First report: More than 80% of the crates link to their public VCS

Date: 2023.07.22

In order to make it easy to contribute to an open source project, the first step is to find its public VCS (Version Control System) which is usually on GitHub nowadays. In particular this means that Rust crates should include a link to their VCS in their meta-data.

I started to write the Rust Digger on Sat Jun 17 11:08:42 2023 +0300, slightly more than a month ago. At first, as I was just started to learn Rust, it went extremely slowly, but after a few weeks it started to have some form. I even located a few crates that either linked to http://github.com (instead of https) or that they were linking to www.github.com instead of github.com. Neither are big issues, but I sent a few Pull-requests to fix these and I think most of those PRs were accepted.

This is the first report based on the data collected by the Rust Digger. Below you can find a copy of the stats page. A few highlights: We found 120,484 crates. Almost 80% of them have a link to their repository (Public version control system). An additional 3% have a value in the homepage field. In many cases that is actually the link to their repository. 17.17% of them have neither repository nor homepage. There are also 313 crates (0.26% of the total), that use an http link to their git repo. It is not a big issue, after all most likely the VCS host will redirect to the https version, but nevertheless using the https link is more correct.

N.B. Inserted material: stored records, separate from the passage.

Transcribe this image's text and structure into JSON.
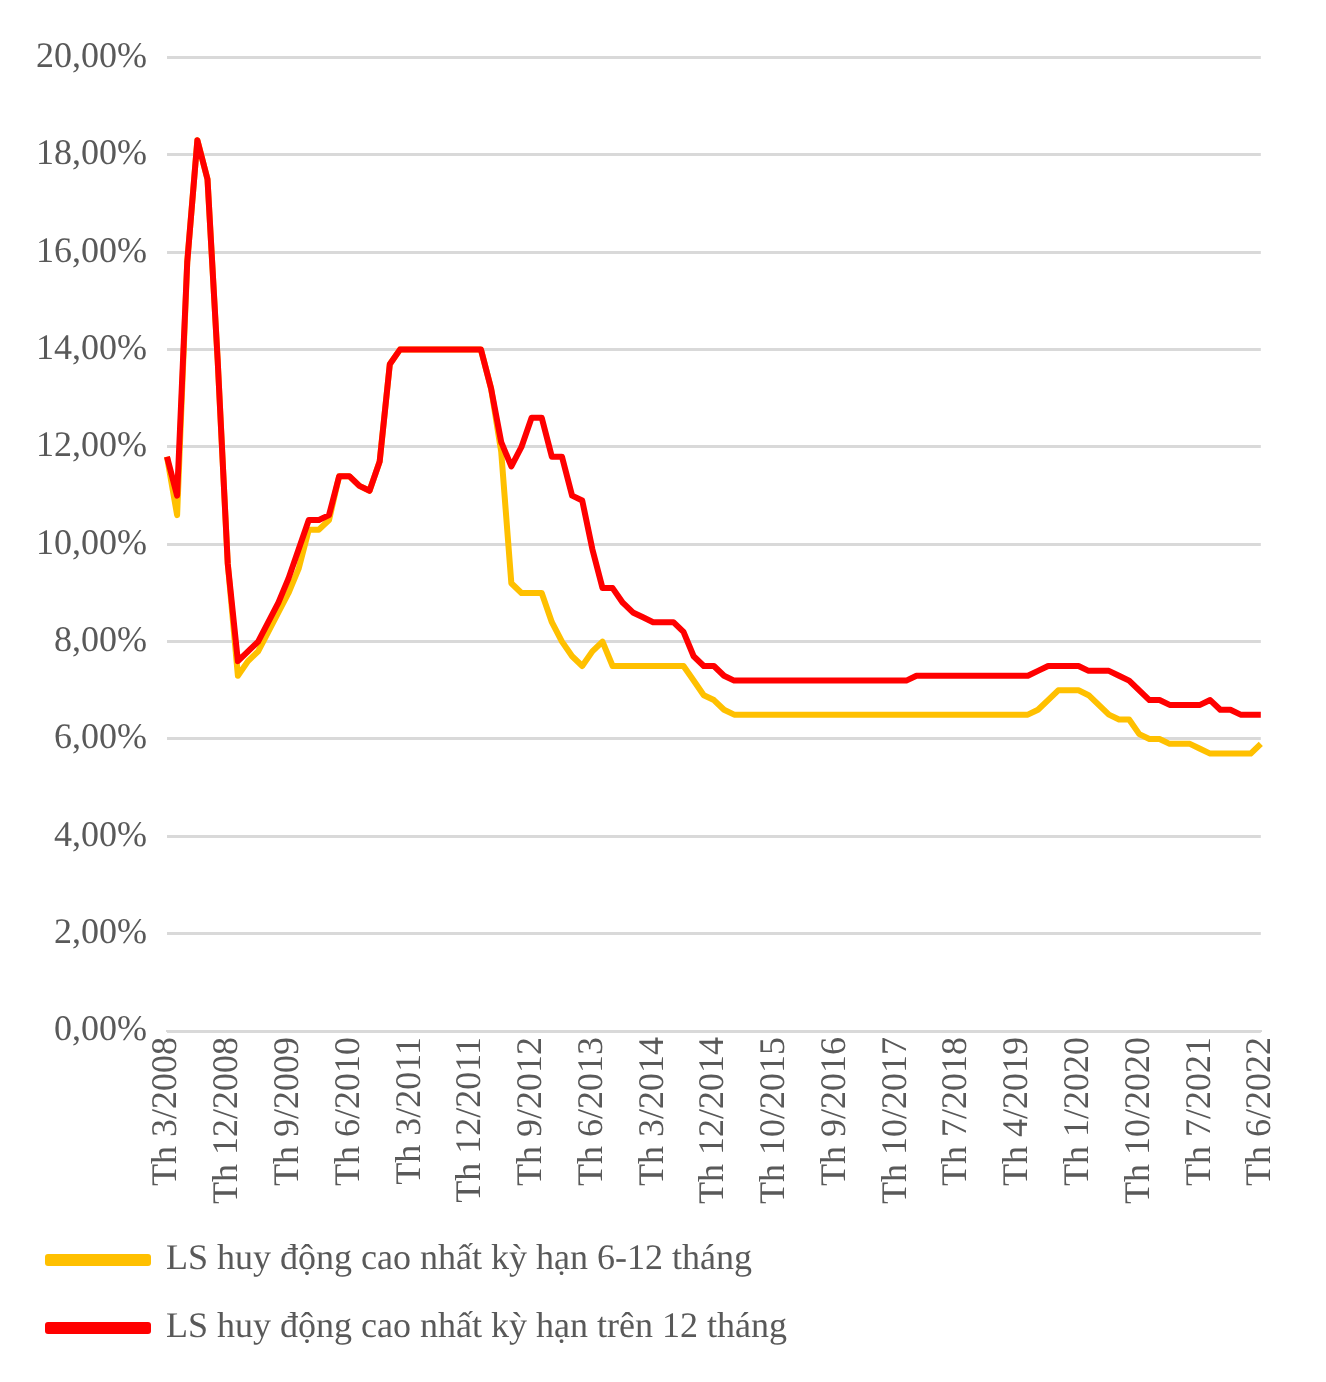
{
  "chart_data": {
    "type": "line",
    "categories": [
      "Th 3/2008",
      null,
      null,
      null,
      null,
      null,
      "Th 12/2008",
      null,
      null,
      null,
      null,
      null,
      "Th 9/2009",
      null,
      null,
      null,
      null,
      null,
      "Th 6/2010",
      null,
      null,
      null,
      null,
      null,
      "Th 3/2011",
      null,
      null,
      null,
      null,
      null,
      "Th 12/2011",
      null,
      null,
      null,
      null,
      null,
      "Th 9/2012",
      null,
      null,
      null,
      null,
      null,
      "Th 6/2013",
      null,
      null,
      null,
      null,
      null,
      "Th 3/2014",
      null,
      null,
      null,
      null,
      null,
      "Th 12/2014",
      null,
      null,
      null,
      null,
      null,
      "Th 10/2015",
      null,
      null,
      null,
      null,
      null,
      "Th 9/2016",
      null,
      null,
      null,
      null,
      null,
      "Th 10/2017",
      null,
      null,
      null,
      null,
      null,
      "Th 7/2018",
      null,
      null,
      null,
      null,
      null,
      "Th 4/2019",
      null,
      null,
      null,
      null,
      null,
      "Th 1/2020",
      null,
      null,
      null,
      null,
      null,
      "Th 10/2020",
      null,
      null,
      null,
      null,
      null,
      "Th 7/2021",
      null,
      null,
      null,
      null,
      null,
      "Th 6/2022"
    ],
    "series": [
      {
        "name": "LS huy động cao nhất kỳ hạn 6-12 tháng",
        "color": "#ffc000",
        "values": [
          11.8,
          10.6,
          15.8,
          18.3,
          17.5,
          13.8,
          9.6,
          7.3,
          7.6,
          7.8,
          8.2,
          8.6,
          9.0,
          9.5,
          10.3,
          10.3,
          10.5,
          11.4,
          11.4,
          11.2,
          11.1,
          11.7,
          13.7,
          14.0,
          14.0,
          14.0,
          14.0,
          14.0,
          14.0,
          14.0,
          14.0,
          14.0,
          13.2,
          11.9,
          9.2,
          9.0,
          9.0,
          9.0,
          8.4,
          8.0,
          7.7,
          7.5,
          7.8,
          8.0,
          7.5,
          7.5,
          7.5,
          7.5,
          7.5,
          7.5,
          7.5,
          7.5,
          7.2,
          6.9,
          6.8,
          6.6,
          6.5,
          6.5,
          6.5,
          6.5,
          6.5,
          6.5,
          6.5,
          6.5,
          6.5,
          6.5,
          6.5,
          6.5,
          6.5,
          6.5,
          6.5,
          6.5,
          6.5,
          6.5,
          6.5,
          6.5,
          6.5,
          6.5,
          6.5,
          6.5,
          6.5,
          6.5,
          6.5,
          6.5,
          6.5,
          6.5,
          6.6,
          6.8,
          7.0,
          7.0,
          7.0,
          6.9,
          6.7,
          6.5,
          6.4,
          6.4,
          6.1,
          6.0,
          6.0,
          5.9,
          5.9,
          5.9,
          5.8,
          5.7,
          5.7,
          5.7,
          5.7,
          5.7,
          5.9
        ]
      },
      {
        "name": "LS huy động cao nhất kỳ hạn trên 12 tháng",
        "color": "#ff0000",
        "values": [
          11.8,
          11.0,
          15.8,
          18.3,
          17.5,
          13.8,
          9.6,
          7.6,
          7.8,
          8.0,
          8.4,
          8.8,
          9.3,
          9.9,
          10.5,
          10.5,
          10.6,
          11.4,
          11.4,
          11.2,
          11.1,
          11.7,
          13.7,
          14.0,
          14.0,
          14.0,
          14.0,
          14.0,
          14.0,
          14.0,
          14.0,
          14.0,
          13.2,
          12.1,
          11.6,
          12.0,
          12.6,
          12.6,
          11.8,
          11.8,
          11.0,
          10.9,
          9.9,
          9.1,
          9.1,
          8.8,
          8.6,
          8.5,
          8.4,
          8.4,
          8.4,
          8.2,
          7.7,
          7.5,
          7.5,
          7.3,
          7.2,
          7.2,
          7.2,
          7.2,
          7.2,
          7.2,
          7.2,
          7.2,
          7.2,
          7.2,
          7.2,
          7.2,
          7.2,
          7.2,
          7.2,
          7.2,
          7.2,
          7.2,
          7.3,
          7.3,
          7.3,
          7.3,
          7.3,
          7.3,
          7.3,
          7.3,
          7.3,
          7.3,
          7.3,
          7.3,
          7.4,
          7.5,
          7.5,
          7.5,
          7.5,
          7.4,
          7.4,
          7.4,
          7.3,
          7.2,
          7.0,
          6.8,
          6.8,
          6.7,
          6.7,
          6.7,
          6.7,
          6.8,
          6.6,
          6.6,
          6.5,
          6.5,
          6.5
        ]
      }
    ],
    "ylim": [
      0,
      20
    ],
    "yticks": [
      {
        "value": 0,
        "label": "0,00%"
      },
      {
        "value": 2,
        "label": "2,00%"
      },
      {
        "value": 4,
        "label": "4,00%"
      },
      {
        "value": 6,
        "label": "6,00%"
      },
      {
        "value": 8,
        "label": "8,00%"
      },
      {
        "value": 10,
        "label": "10,00%"
      },
      {
        "value": 12,
        "label": "12,00%"
      },
      {
        "value": 14,
        "label": "14,00%"
      },
      {
        "value": 16,
        "label": "16,00%"
      },
      {
        "value": 18,
        "label": "18,00%"
      },
      {
        "value": 20,
        "label": "20,00%"
      }
    ],
    "grid": "y",
    "legend": "bottom",
    "marker": "none",
    "line_style": "solid"
  }
}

Is that 80% high or low you might ask. I stats on PyDigger where only 63.49% of the Python packages have links to their VCS and that only covers the 115,321 most recently uploaded packages. For older packages it is probably lower. So 80% is much better than those for Python, but still it means for 17-20% of the crates we don't have a very easy way to find their repos.

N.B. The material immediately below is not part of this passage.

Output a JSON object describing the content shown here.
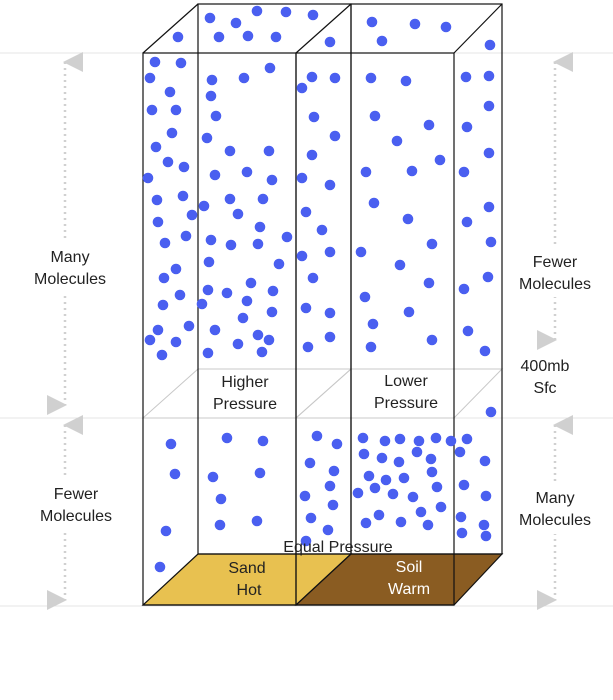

Almost 75% of all the crates use GitHub as their repository leaving 5% for the rest of the services. GitLab has 2.68%. There are also 1,821 crates (1.51% of all the crates) where we did not categorize the repository yet. That still needs some manual work. Some of these have http link to github.com.

name value percentage
total 120,484 100%
No repository 24,173 20.06%
GitHub 90,215 74.87%
GitLab 3,230 2.68%
Codeberg 264 0.21%
Gitee 153 0.12%
Freedesktop (GitLab) 124 0.1%
Torproject (GitLab) 47 0.03%
Wikimedia (GitLab) 11 0%
e3t 12 0%
sr.ht 342 0.28%
openprivacy 5 0%
gnome (GitLab) 69 0.05%
cronce (GitLab) 18 0.01%
other 1,821 1.51%
no-repo 2,4173 20.06%
Has homepage but no repository 3,480 2.88%
No homepage and no repository 20,693 17.17%
Unsecure repo url (using http) 313 0.26%